We like to invest in businesses with high returns, but the trend in a company’s ROIC is what often surprises the market and moves the stock price. Over the last few years, Super Micro’s ROIC averaged 3.3 percentage point decreases each year. Only time will tell if its new bets can bear fruit and potentially reverse the trend.

10. Balance Sheet Assessment

Super Micro reported $4.09 billion of cash and $4.88 billion of debt on its balance sheet in the most recent quarter. As investors in high-quality companies, we primarily focus on two things: 1) that a company’s debt level isn’t too high and 2) that its interest payments are not excessively burdening the business.

Super Micro Net Debt Position

With $1.49 billion of EBITDA over the last 12 months, we view Super Micro’s 0.5× net-debt-to-EBITDA ratio as safe. We also see its $86.3 million of annual interest expenses as appropriate. The company’s profits give it plenty of breathing room, allowing it to continue investing in growth initiatives.

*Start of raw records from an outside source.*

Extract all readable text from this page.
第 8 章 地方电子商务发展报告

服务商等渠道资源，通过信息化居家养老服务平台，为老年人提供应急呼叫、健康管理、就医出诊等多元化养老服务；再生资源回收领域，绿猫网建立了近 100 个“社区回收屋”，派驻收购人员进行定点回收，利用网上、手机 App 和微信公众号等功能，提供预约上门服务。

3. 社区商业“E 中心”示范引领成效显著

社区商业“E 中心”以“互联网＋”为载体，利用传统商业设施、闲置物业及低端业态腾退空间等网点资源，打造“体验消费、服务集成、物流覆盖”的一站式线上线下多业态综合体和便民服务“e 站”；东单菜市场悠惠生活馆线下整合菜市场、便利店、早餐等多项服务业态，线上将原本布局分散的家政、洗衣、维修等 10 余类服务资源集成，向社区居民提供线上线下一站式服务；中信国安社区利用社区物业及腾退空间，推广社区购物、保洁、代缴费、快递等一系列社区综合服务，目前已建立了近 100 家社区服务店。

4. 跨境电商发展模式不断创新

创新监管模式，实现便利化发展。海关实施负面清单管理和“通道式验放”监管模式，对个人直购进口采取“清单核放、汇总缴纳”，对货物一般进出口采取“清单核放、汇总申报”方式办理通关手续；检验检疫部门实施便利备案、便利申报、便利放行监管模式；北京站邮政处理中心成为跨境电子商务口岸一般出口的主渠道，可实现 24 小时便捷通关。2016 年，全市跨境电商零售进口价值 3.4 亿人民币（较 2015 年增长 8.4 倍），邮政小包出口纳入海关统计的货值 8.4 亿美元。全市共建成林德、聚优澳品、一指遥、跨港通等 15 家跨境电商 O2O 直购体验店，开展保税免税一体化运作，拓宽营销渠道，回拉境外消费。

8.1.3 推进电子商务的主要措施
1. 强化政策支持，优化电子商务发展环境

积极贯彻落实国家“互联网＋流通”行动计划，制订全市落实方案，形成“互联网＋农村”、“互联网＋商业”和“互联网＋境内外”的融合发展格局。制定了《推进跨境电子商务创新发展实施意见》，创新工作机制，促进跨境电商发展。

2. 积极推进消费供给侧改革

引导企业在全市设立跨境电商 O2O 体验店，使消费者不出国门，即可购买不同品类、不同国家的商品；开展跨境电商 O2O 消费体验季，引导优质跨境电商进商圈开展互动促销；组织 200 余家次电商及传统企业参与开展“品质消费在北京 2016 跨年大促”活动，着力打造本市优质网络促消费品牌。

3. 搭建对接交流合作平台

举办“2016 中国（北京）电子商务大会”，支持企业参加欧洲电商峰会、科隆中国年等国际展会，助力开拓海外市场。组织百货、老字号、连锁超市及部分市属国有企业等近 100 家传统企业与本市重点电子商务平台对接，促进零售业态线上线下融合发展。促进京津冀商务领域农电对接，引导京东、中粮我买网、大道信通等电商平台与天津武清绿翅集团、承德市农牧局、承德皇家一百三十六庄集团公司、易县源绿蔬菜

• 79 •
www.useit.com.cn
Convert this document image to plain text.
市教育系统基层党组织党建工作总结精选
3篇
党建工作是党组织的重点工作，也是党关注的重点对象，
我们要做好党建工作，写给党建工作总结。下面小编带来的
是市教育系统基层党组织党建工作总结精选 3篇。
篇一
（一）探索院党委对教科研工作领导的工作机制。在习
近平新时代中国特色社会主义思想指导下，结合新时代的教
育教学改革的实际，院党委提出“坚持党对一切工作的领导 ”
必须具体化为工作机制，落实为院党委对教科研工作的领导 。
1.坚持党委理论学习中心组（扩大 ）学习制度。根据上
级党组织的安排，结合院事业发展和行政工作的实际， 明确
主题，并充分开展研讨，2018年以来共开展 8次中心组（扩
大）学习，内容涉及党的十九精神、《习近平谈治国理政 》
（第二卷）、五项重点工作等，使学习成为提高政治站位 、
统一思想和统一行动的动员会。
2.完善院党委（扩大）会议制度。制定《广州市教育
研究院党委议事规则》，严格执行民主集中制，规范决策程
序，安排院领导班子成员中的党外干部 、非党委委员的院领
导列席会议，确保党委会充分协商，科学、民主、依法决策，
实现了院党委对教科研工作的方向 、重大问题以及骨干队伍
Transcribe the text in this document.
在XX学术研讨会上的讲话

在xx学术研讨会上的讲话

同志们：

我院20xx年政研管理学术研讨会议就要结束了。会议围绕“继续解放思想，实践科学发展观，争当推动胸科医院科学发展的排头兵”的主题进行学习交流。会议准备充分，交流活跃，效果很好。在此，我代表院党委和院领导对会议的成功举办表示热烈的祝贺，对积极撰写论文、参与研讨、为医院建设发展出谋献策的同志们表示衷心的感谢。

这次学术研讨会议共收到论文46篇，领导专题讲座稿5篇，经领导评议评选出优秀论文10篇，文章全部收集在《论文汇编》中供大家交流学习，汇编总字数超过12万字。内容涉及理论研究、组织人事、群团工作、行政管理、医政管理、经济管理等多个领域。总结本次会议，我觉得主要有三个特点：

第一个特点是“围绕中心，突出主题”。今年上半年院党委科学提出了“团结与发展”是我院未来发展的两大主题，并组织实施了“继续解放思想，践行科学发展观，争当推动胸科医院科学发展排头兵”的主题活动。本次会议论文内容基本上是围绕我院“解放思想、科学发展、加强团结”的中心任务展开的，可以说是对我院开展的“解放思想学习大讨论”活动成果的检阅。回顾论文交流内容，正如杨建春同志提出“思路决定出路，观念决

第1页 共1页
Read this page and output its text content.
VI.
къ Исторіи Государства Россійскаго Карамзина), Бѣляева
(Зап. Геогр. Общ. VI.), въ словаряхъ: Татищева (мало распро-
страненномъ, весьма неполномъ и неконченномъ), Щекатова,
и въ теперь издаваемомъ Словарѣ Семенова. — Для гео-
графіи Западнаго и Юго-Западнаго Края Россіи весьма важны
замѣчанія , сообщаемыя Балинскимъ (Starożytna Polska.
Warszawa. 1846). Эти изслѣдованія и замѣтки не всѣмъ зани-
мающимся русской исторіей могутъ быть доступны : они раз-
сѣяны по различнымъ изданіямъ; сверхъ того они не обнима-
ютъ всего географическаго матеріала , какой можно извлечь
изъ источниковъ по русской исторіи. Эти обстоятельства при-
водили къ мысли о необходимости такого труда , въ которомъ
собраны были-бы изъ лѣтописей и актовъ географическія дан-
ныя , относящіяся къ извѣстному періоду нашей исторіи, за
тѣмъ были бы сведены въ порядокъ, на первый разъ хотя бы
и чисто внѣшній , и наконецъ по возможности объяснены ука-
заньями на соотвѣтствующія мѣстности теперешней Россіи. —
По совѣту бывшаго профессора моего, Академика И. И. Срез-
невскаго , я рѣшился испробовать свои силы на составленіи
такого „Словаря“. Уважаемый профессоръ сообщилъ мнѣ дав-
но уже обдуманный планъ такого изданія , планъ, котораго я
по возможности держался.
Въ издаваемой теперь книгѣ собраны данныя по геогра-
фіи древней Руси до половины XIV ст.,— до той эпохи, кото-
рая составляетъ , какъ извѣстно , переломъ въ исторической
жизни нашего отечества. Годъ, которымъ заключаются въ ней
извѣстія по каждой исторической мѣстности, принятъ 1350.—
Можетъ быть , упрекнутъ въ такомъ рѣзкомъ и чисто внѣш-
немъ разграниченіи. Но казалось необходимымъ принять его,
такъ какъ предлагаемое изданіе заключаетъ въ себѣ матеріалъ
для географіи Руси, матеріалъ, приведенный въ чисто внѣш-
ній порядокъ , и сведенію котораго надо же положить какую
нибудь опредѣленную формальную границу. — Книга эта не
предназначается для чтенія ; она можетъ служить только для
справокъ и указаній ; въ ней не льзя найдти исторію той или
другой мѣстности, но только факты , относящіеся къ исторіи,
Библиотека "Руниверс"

11. Key Takeaways from Super Micro’s Q4 Results

It was good to see Super Micro beat analysts’ EPS expectations this quarter. We were also excited its EPS guidance for next quarter outperformed Wall Street’s estimates by a wide margin. Zooming out, we think this quarter featured some important positives. The stock traded up 5.5% to $31.42 immediately after reporting.

12. Is Now The Time To Buy Super Micro?

Updated: February 3, 2026 at 5:03 PM EST

Are you wondering whether to buy Super Micro or pass? We urge investors to not only consider the latest earnings results but also longer-term business quality and valuation as well.

Super Micro is a rock-solid business worth owning. First of all, the company’s revenue growth was exceptional over the last five years. And while its declining EPS over the last five years makes it a less attractive asset to the public markets, its scale makes it a trusted partner with negotiating leverage. Additionally, Super Micro’s rising cash profitability gives it more optionality.

Super Micro’s P/E ratio based on the next 12 months is 11.6x. Analyzing the business services landscape today, Super Micro’s positive attributes shine bright. We like the stock at this price.

Wall Street analysts have a consensus one-year price target of $46.71 on the company (compared to the current share price of $31.42), implying they see 48.7% upside in buying Super Micro in the short term.